Nascido para abrigar demandas monitórias e injunciais, o processo cautelar passou a veicular as demandas satisfativas. As modificações feitas no CPC remete o processo cautelar à tutela antecipatória, onde o juiz indicará, de modo claro e preciso, as razões do seu convencimento.
Buscando a efetivação prática do processo principal que pode não ser alcançada ainda que favorável ao interessado, ou seja, se for reconhecido o direito através do processo de conhecimento ou de execução, a cautelar busca garantir a plena realização do direito à parte e embora acessório, o processo cautelar é autônomo, pois se orienta por princípios que só a ele se referem.
HANS KARL BRIEGLEB, jurista alemão do século XIX, demonstra que desde o direito romano, a história registra no direito processual casos de tutela de conhecimento em que se permite, até por cognição prima facie, a interferência no mundo fático, com antecipação de efeitos materiais.
Se a lide não for solucionada, mas cria condições dentro do processo principal, ensina RONALDO CUNHA CAMPOS que “a função cautelar tem por escopo servir o interesse público na defesa do “instrumento” criado pelo Estado para compor lides, isto é, a defesa do processo”.
Nas palavras de GIAN ANTONIO MICHELI, o destino do processo cautelar é, em suma, “fazer possível a atuação posterior e eventual de uma das formas de tutela definitiva”.
THEODORO JÚNIOR registra nas principais fontes do direito europeu contemporâneo, o reconhecimento de que, além da tutela cautelar, destinada a assegurar a efetividade do resultado final do processo principal, deve existir, em determinadas circunstâncias, o poder do juiz de antecipar, provisoriamente, a própria solução definitiva esperada no processo principal. A tutela cautelar apenas assegura uma pretensão, enquanto a tutela antecipatória realiza de imediato a pretensão, no entendimento de LUIZ GUILHERME MARIONI.

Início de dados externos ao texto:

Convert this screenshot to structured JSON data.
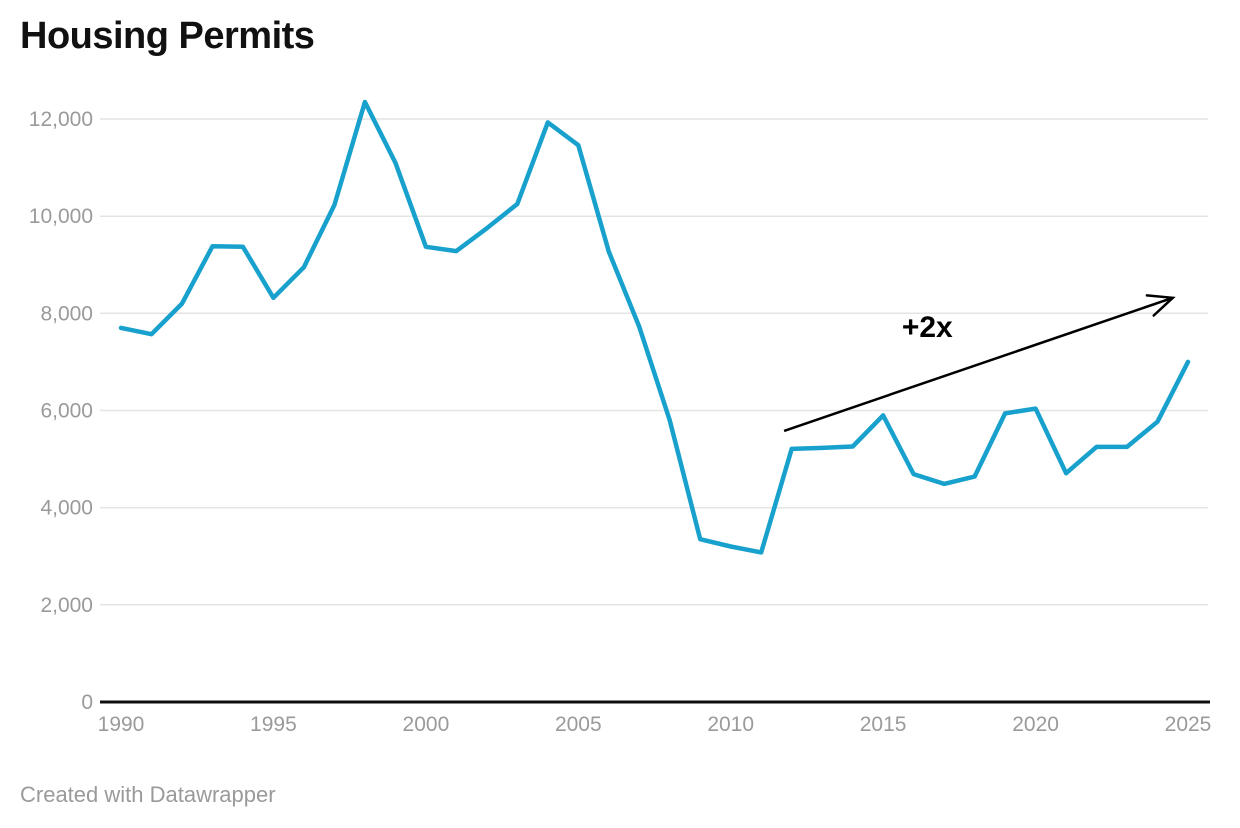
{
  "header": {
    "title": "Housing Permits"
  },
  "footer": {
    "credit": "Created with Datawrapper"
  },
  "colors": {
    "line": "#18a1cd",
    "grid": "#e4e4e4",
    "baseline": "#0f0f0f",
    "tick_label": "#9a9a9a",
    "title_text": "#111111",
    "footer_text": "#9a9a9a",
    "annotation": "#000000",
    "background": "#ffffff"
  },
  "chart_data": {
    "type": "line",
    "title": "Housing Permits",
    "x": [
      1990,
      1991,
      1992,
      1993,
      1994,
      1995,
      1996,
      1997,
      1998,
      1999,
      2000,
      2001,
      2002,
      2003,
      2004,
      2005,
      2006,
      2007,
      2008,
      2009,
      2010,
      2011,
      2012,
      2013,
      2014,
      2015,
      2016,
      2017,
      2018,
      2019,
      2020,
      2021,
      2022,
      2023,
      2024,
      2025
    ],
    "values": [
      7700,
      7570,
      8200,
      9380,
      9370,
      8320,
      8950,
      10230,
      12350,
      11100,
      9370,
      9280,
      9750,
      10250,
      11930,
      11460,
      9270,
      7720,
      5800,
      3350,
      3200,
      3080,
      5210,
      5230,
      5260,
      5900,
      4690,
      4490,
      4640,
      5940,
      6040,
      4710,
      5250,
      5250,
      5770,
      7000
    ],
    "xlabel": "",
    "ylabel": "",
    "xlim": [
      1990,
      2025
    ],
    "ylim": [
      0,
      12000
    ],
    "x_ticks": [
      1990,
      1995,
      2000,
      2005,
      2010,
      2015,
      2020,
      2025
    ],
    "y_ticks": [
      0,
      2000,
      4000,
      6000,
      8000,
      10000,
      12000
    ],
    "y_tick_labels": [
      "0",
      "2,000",
      "4,000",
      "6,000",
      "8,000",
      "10,000",
      "12,000"
    ],
    "grid": "horizontal",
    "legend": "none",
    "annotations": [
      {
        "type": "arrow",
        "label": "+2x",
        "label_at": {
          "x": 2016.45,
          "y": 7740
        },
        "from": {
          "x": 2011.75,
          "y": 5580
        },
        "to": {
          "x": 2024.5,
          "y": 8320
        }
      }
    ]
  }
}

O direito positivo brasileiro com as previsões dos arts. 798 e 799 do CPC se atualizou e aproximou das grandes e modernas legislações européias, como a inglesa, a alemã, a austríaca e a italiana. Assim, por mais difícil e delicada que se mostra a tarefa de realizar a tutela cautelar geral, nenhuma outra conquista na área do processo civil moderno se mostra, no momento, tão irreversível e tão indispensável à inteireza da função jurisdicional de realizar a mais completa e mais justa composição dos litígios.
À luz do direito europeu, o Código de Processo Civil brasileiro, introduziu, mediante novo texto do art. 273, o instituto da “antecipação de tutela”.
Num primeiro momento, pensa-se que a tutela antecipada seja inconciliável com a garantia do devido processo legal e, especificamente, com a garantia do contraditório e ampla defesa.
Dois grandes e fundamentais princípios estão em jogo na tutela antecipada, quais sejam, a “efetividade da tutela jurisdicional e o da segurança jurídica”.
O mestre CALMON DE PASSOS lembra que “a efetividade da tutela e do contraditório e ampla defesa são dois valores constitucionais conflitantes. Caso a ampla defesa ou até mesmo a citação do réu importe certeza da ineficácia da futura tutela, sacrifica-se, provisoriamente, o contraditório, porque recuperável depois, assegurando-se a tutela que, se não antecipada, se faria impossível no futuro”.
A antecipação não é de ser prodigalizada à base de simples alegações ou suspeitas. Haverá de apoiar-se em prova preexistente, que, todavia, não precisa ser necessariamente documental. Terá, no entanto, que ser clara, evidente, portadora de grau de convencimento tal que a seu respeito não se possa levantar dúvida razoável.
Determina o art. 273 do CPC, em seu § 2º., que “não se concederá a antecipação da tutela quando houver perigo de irreversibilidade do provimento antecipado”. Quer a lei, destarte, que o direito ao devido processo legal, com os seus consectários do contraditório e ampla defesa, seja preservado, mesmo diante da excepcional medida antecipatória.
Embora entenda THEODORO JÚNIOR que a antecipação seja “desburocratizada”, porque pleiteável por meio de simples petição no bojo da ação de conhecimento, o certo é que os requisitos a serem atendidos pela parte são mais numerosos e mais rígidos do que as medidas cautelares. Por isso mesmo, tanto a providência cautelar em sentido estrito quanto a antecipatória podem ser modificadas ou revogadas a qualquer tempo e não dispensam a prolação de sentença quanto ao direito principal, depois de realizada a instrução, se esta se exibir necessária.